On the ground, rescue operations have been hampered by crumbling, blocked roads that delayed the arrival of heavy excavation equipment for hours. Ambulances have been unable to navigate gridlocked streets, forcing injured survivors to be transported to care on the backs of motorbikes, particularly after a key bridge collapsed. Early Saturday, international rescue teams from El Salvador and Spain arrived at the La Guaira site where Valerio’s family is trapped, but access issues initially prevented them from entering the rubble. By end of day Saturday, no survivors had been pulled from that specific building, though teams from 10 total nations were expected to join the response effort across the country.
Community solidarity has filled gaps left by overwhelmed official services: neighbors and volunteers from across Venezuela have flocked to La Guaira, distributing donated medicine, clothing, and food to displaced families. Relatives of missing people have set up makeshift camps along the streets near collapsed buildings, refusing to leave out of fear that authorities will block access to the sites and cut off any chance of recovering their loved ones. At the main hospital in Caracas, which has received more than 600 injured survivors, most with serious bone fractures, medical staff are also addressing widespread psychological trauma, with many patients experiencing severe panic attacks. Family members have posted handcrafted posters of missing loved ones outside the hospital next to official lists of the dead and injured, desperate for any information.

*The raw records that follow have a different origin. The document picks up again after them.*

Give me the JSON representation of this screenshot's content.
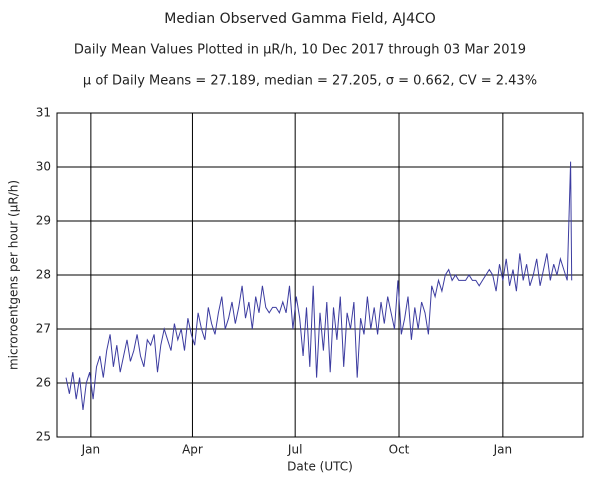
{
  "chart_data": {
    "type": "line",
    "title": "Median Observed Gamma Field, AJ4CO",
    "subtitle": "Daily Mean Values Plotted in μR/h, 10 Dec 2017 through 03 Mar 2019",
    "annotation": "μ of Daily Means = 27.189,   median = 27.205,   σ = 0.662,   CV = 2.43%",
    "x_label": "Date (UTC)",
    "y_label": "microroentgens per hour (μR/h)",
    "x": [
      0,
      3,
      6,
      9,
      12,
      15,
      18,
      21,
      24,
      27,
      30,
      33,
      36,
      39,
      42,
      45,
      48,
      51,
      54,
      57,
      60,
      63,
      66,
      69,
      72,
      75,
      78,
      81,
      84,
      87,
      90,
      93,
      96,
      99,
      102,
      105,
      108,
      111,
      114,
      117,
      120,
      123,
      126,
      129,
      132,
      135,
      138,
      141,
      144,
      147,
      150,
      153,
      156,
      159,
      162,
      165,
      168,
      171,
      174,
      177,
      180,
      183,
      186,
      189,
      192,
      195,
      198,
      201,
      204,
      207,
      210,
      213,
      216,
      219,
      222,
      225,
      228,
      231,
      234,
      237,
      240,
      243,
      246,
      249,
      252,
      255,
      258,
      261,
      264,
      267,
      270,
      273,
      276,
      279,
      282,
      285,
      288,
      291,
      294,
      297,
      300,
      303,
      306,
      309,
      312,
      315,
      318,
      321,
      324,
      327,
      330,
      333,
      336,
      339,
      342,
      345,
      348,
      351,
      354,
      357,
      360,
      363,
      366,
      369,
      372,
      375,
      378,
      381,
      384,
      387,
      390,
      393,
      396,
      399,
      402,
      405,
      408,
      411,
      414,
      417,
      420,
      423,
      426,
      429,
      432,
      435,
      438,
      441,
      444,
      447,
      448
    ],
    "series": [
      {
        "name": "Daily mean",
        "color": "#3c3ca0",
        "values": [
          26.1,
          25.8,
          26.2,
          25.7,
          26.1,
          25.5,
          26.0,
          26.2,
          25.7,
          26.3,
          26.5,
          26.1,
          26.6,
          26.9,
          26.3,
          26.7,
          26.2,
          26.5,
          26.8,
          26.4,
          26.6,
          26.9,
          26.5,
          26.3,
          26.8,
          26.7,
          26.9,
          26.2,
          26.7,
          27.0,
          26.8,
          26.6,
          27.1,
          26.8,
          27.0,
          26.6,
          27.2,
          26.9,
          26.7,
          27.3,
          27.0,
          26.8,
          27.4,
          27.1,
          26.9,
          27.3,
          27.6,
          27.0,
          27.2,
          27.5,
          27.1,
          27.4,
          27.8,
          27.2,
          27.5,
          27.0,
          27.6,
          27.3,
          27.8,
          27.4,
          27.3,
          27.4,
          27.4,
          27.3,
          27.5,
          27.3,
          27.8,
          27.0,
          27.6,
          27.2,
          26.5,
          27.4,
          26.3,
          27.8,
          26.1,
          27.3,
          26.6,
          27.5,
          26.2,
          27.4,
          26.8,
          27.6,
          26.3,
          27.3,
          27.0,
          27.5,
          26.1,
          27.2,
          26.9,
          27.6,
          27.0,
          27.4,
          26.9,
          27.5,
          27.1,
          27.6,
          27.3,
          27.0,
          27.9,
          26.9,
          27.2,
          27.6,
          26.8,
          27.4,
          27.0,
          27.5,
          27.3,
          26.9,
          27.8,
          27.6,
          27.9,
          27.7,
          28.0,
          28.1,
          27.9,
          28.0,
          27.9,
          27.9,
          27.9,
          28.0,
          27.9,
          27.9,
          27.8,
          27.9,
          28.0,
          28.1,
          28.0,
          27.7,
          28.2,
          27.9,
          28.3,
          27.8,
          28.1,
          27.7,
          28.4,
          27.9,
          28.2,
          27.8,
          28.0,
          28.3,
          27.8,
          28.1,
          28.4,
          27.9,
          28.2,
          28.0,
          28.3,
          28.1,
          27.9,
          30.1,
          27.9
        ]
      }
    ],
    "xlim": [
      -8,
      458
    ],
    "xticks": [
      {
        "value": 22,
        "label": "Jan"
      },
      {
        "value": 112,
        "label": "Apr"
      },
      {
        "value": 203,
        "label": "Jul"
      },
      {
        "value": 295,
        "label": "Oct"
      },
      {
        "value": 387,
        "label": "Jan"
      }
    ],
    "ylim": [
      25,
      31
    ],
    "yticks": [
      25,
      26,
      27,
      28,
      29,
      30,
      31
    ],
    "grid": true
  }
}
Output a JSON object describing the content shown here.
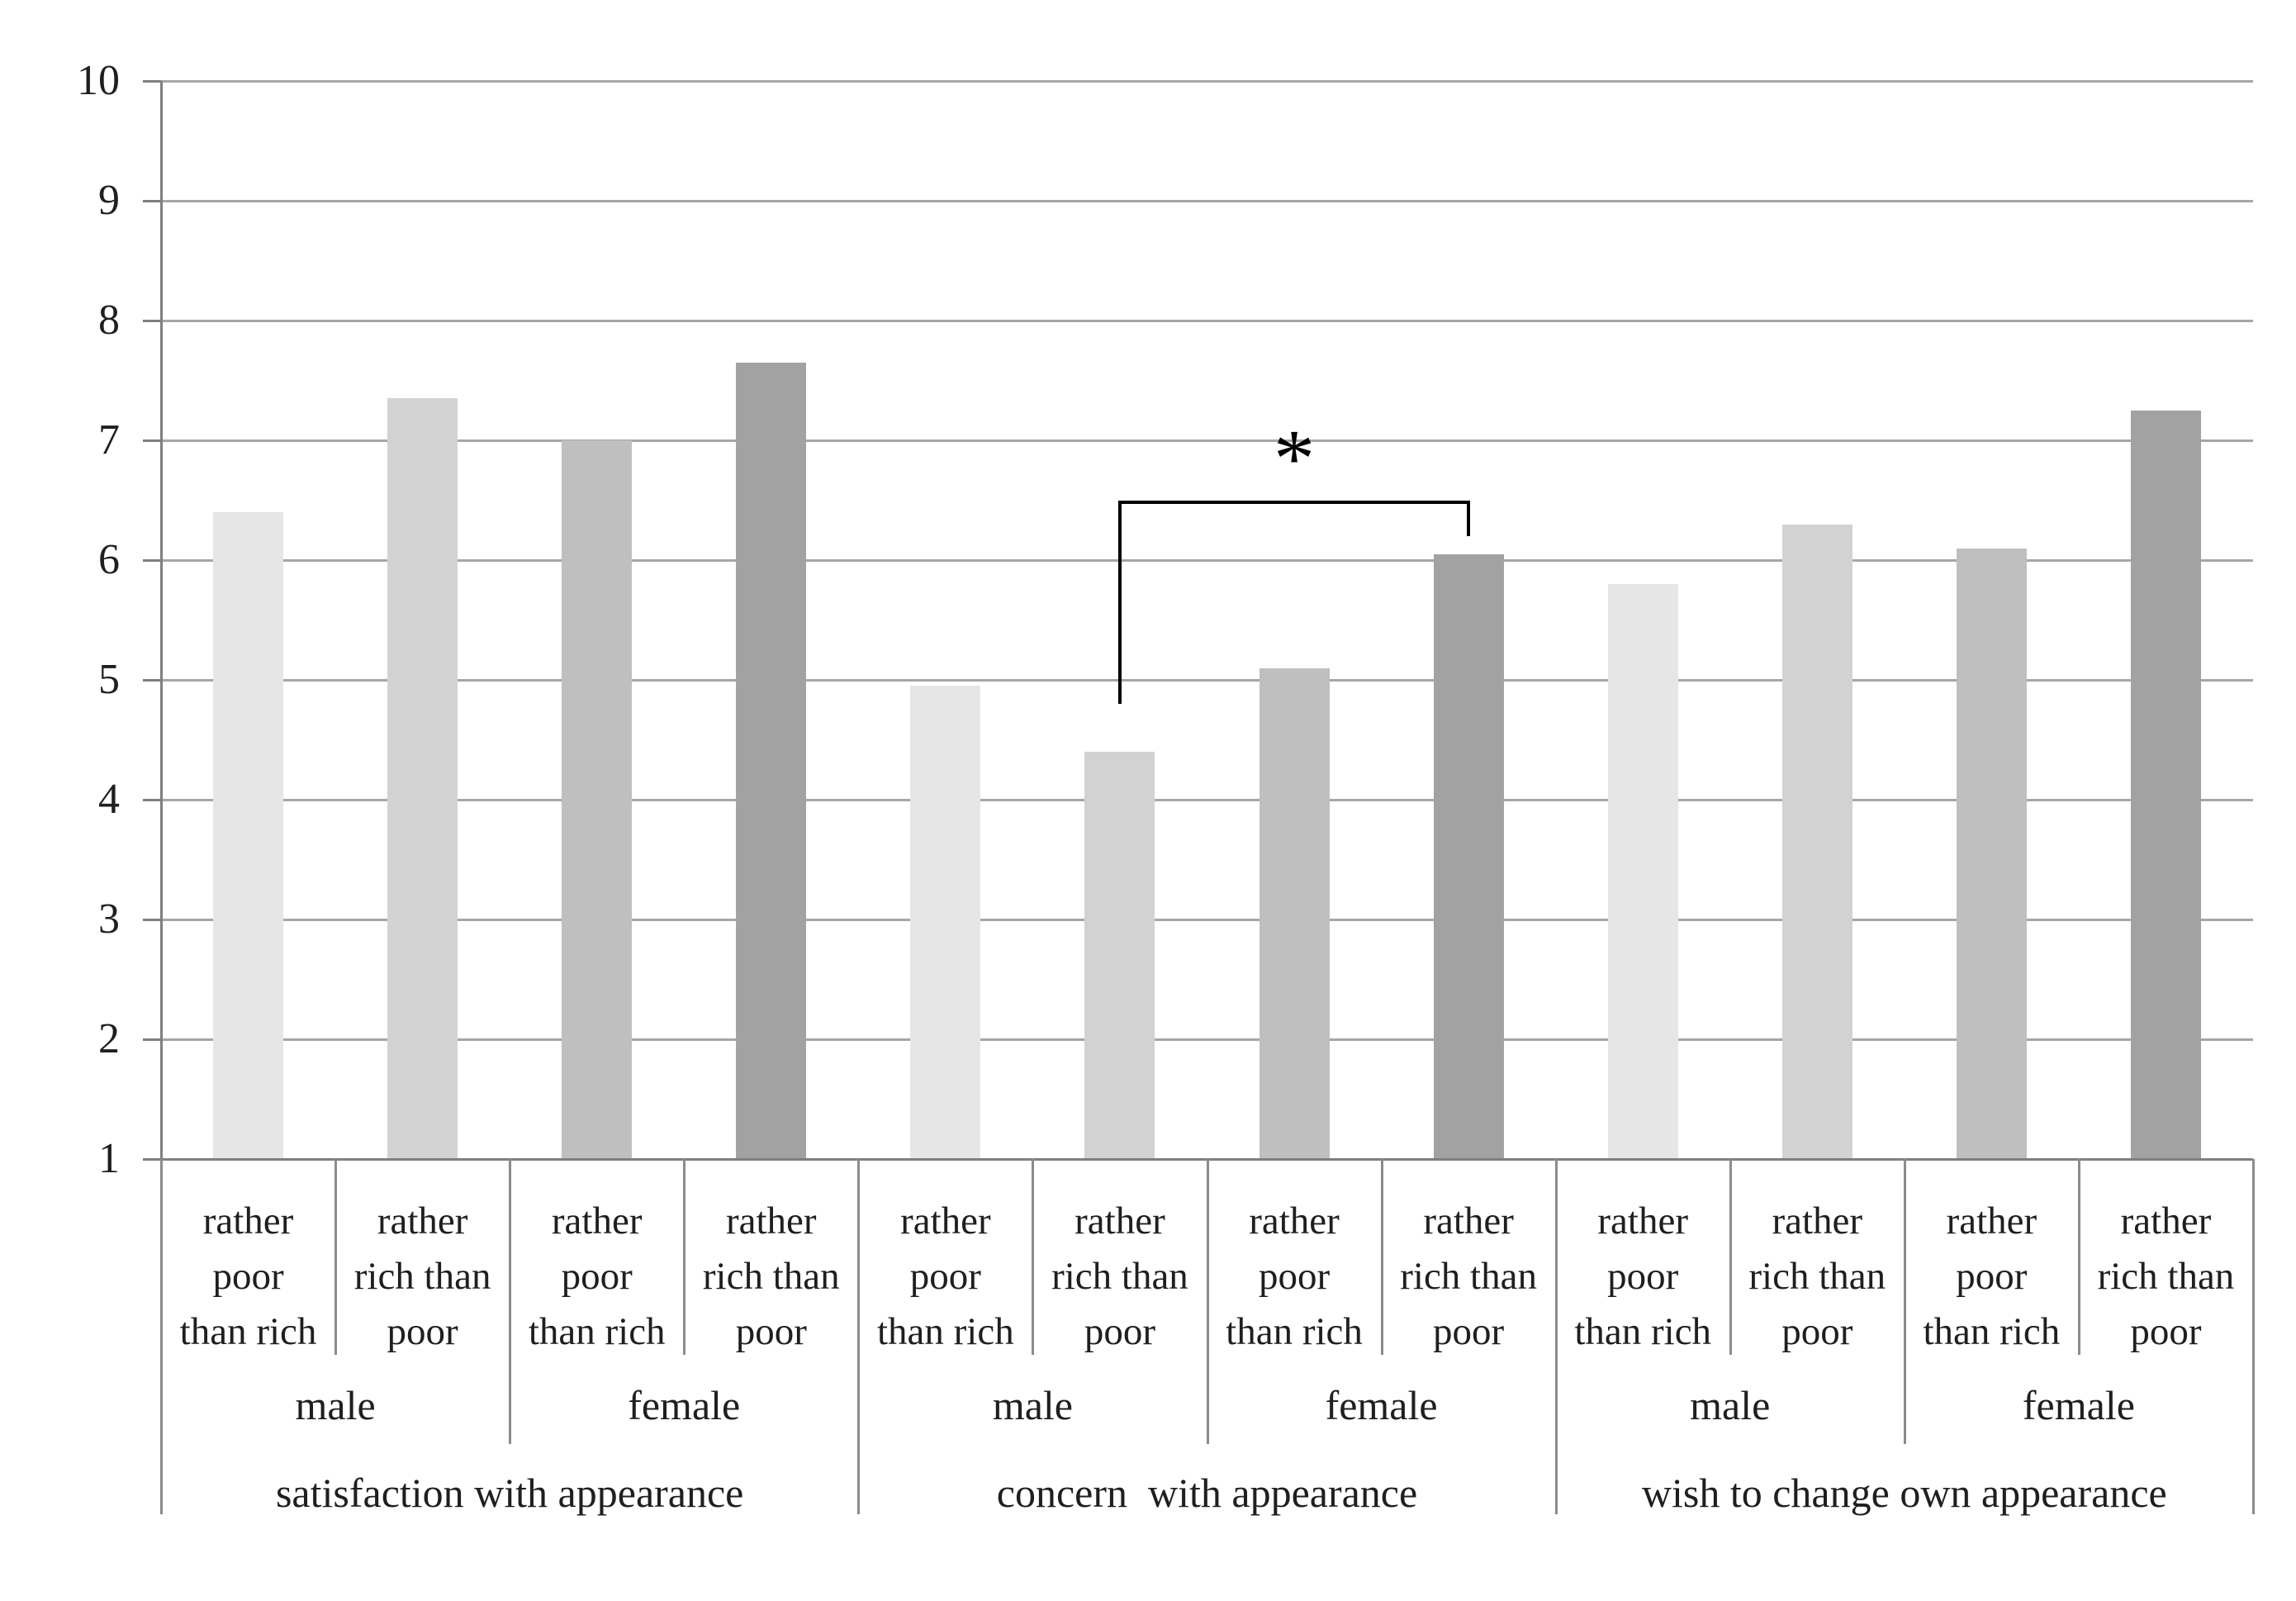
{
  "chart_data": {
    "type": "bar",
    "title": "",
    "xlabel": "",
    "ylabel": "",
    "ylim": [
      1,
      10
    ],
    "yticks": [
      1,
      2,
      3,
      4,
      5,
      6,
      7,
      8,
      9,
      10
    ],
    "grid": "horizontal",
    "legend": "none",
    "bar_label_variants": {
      "poor_lines": [
        "rather",
        "poor",
        "than rich"
      ],
      "rich_lines": [
        "rather",
        "rich than",
        "poor"
      ]
    },
    "groups": [
      {
        "label": "satisfaction with appearance",
        "subgroups": [
          {
            "label": "male",
            "bars": [
              {
                "label": "rather poor than rich",
                "value": 6.4
              },
              {
                "label": "rather rich than poor",
                "value": 7.35
              }
            ]
          },
          {
            "label": "female",
            "bars": [
              {
                "label": "rather poor than rich",
                "value": 7.0
              },
              {
                "label": "rather rich than poor",
                "value": 7.65
              }
            ]
          }
        ]
      },
      {
        "label": "concern  with appearance",
        "subgroups": [
          {
            "label": "male",
            "bars": [
              {
                "label": "rather poor than rich",
                "value": 4.95
              },
              {
                "label": "rather rich than poor",
                "value": 4.4
              }
            ]
          },
          {
            "label": "female",
            "bars": [
              {
                "label": "rather poor than rich",
                "value": 5.1
              },
              {
                "label": "rather rich than poor",
                "value": 6.05
              }
            ]
          }
        ]
      },
      {
        "label": "wish to change own appearance",
        "subgroups": [
          {
            "label": "male",
            "bars": [
              {
                "label": "rather poor than rich",
                "value": 5.8
              },
              {
                "label": "rather rich than poor",
                "value": 6.3
              }
            ]
          },
          {
            "label": "female",
            "bars": [
              {
                "label": "rather poor than rich",
                "value": 6.1
              },
              {
                "label": "rather rich than poor",
                "value": 7.25
              }
            ]
          }
        ]
      }
    ],
    "significance": {
      "symbol": "*",
      "from_bar_index": 5,
      "to_bar_index": 7,
      "from_label": "concern with appearance / male / rather rich than poor",
      "to_label": "concern with appearance / female / rather rich than poor",
      "bracket_top_value": 6.5,
      "from_leg_bottom_value": 4.8,
      "to_leg_bottom_value": 6.2
    },
    "colors": {
      "bar_shades": [
        "#e6e6e6",
        "#d2d2d2",
        "#bfbfbf",
        "#a2a2a2"
      ],
      "gridline": "#a6a6a6",
      "axis": "#7f7f7f",
      "table_border": "#8c8c8c",
      "text": "#1f1f1f",
      "bracket": "#000000",
      "background": "#ffffff"
    }
  }
}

The disaster has laid bare Venezuela’s long-standing vulnerability to large-scale emergencies, after years of repeated political and economic crises that have strained public infrastructure and response capacity. As of Saturday, power has been restored to 60% of La Guaira, but rescue workers and families face a race against the clock, with the odds of finding surviving trapped people dropping by the hour in the sweltering tropical heat.